Amy whispered, venting to Satsuki.

"If there really were risk-free deals, why wouldn't the Ezaki family keep it all? This 'free lunch' looks exactly like those scam emails — click and you're infected. Zero doubt?"

"Because greed fries the brain."

Satsuki picked up a scone. Broke it. Spread bright red strawberry jam.

"Amy, in this world, free things cost the most."

She ate the pastry. Jam red. Like blood at the corner of her mouth.

Families of the girls taking shares would be dragged into the political storm coming.

Good.

Rose Society had gotten bloated lately.

Someone brought poison.
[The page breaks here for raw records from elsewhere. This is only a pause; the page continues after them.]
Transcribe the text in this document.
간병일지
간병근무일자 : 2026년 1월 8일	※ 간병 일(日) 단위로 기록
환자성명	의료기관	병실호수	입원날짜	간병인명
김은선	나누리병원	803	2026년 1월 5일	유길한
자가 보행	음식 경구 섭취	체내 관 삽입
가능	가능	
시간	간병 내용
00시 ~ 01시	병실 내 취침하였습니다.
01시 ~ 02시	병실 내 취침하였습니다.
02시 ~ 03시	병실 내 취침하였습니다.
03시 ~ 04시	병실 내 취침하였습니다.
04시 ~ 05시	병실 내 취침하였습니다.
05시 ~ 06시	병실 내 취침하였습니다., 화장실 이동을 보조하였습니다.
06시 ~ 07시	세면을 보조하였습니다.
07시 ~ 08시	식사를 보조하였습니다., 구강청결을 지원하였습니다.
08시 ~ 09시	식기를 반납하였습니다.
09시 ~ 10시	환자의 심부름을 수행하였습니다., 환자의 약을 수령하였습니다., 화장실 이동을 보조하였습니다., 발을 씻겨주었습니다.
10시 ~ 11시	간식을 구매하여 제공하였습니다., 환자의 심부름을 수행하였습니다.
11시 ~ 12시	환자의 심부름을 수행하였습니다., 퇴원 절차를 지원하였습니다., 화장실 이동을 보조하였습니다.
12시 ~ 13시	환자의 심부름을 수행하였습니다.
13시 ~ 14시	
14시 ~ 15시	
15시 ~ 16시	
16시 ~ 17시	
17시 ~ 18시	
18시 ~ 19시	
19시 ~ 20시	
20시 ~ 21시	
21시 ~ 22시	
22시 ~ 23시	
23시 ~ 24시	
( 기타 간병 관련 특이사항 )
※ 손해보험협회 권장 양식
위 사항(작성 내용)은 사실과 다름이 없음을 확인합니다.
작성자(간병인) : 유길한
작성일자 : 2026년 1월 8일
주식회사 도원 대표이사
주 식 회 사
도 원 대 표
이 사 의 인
Let the purge be thorough.

She ran elitist. Few elites over many followers.

Only those who stayed clear-headed before temptation belonged on her board.

The rest… Satsuki raised her teacup. Behind the rim, she watched the girls, faces twisted with excitement in the afternoon sun. Cold curve at her mouth.

Let them rot in laughter and cheers.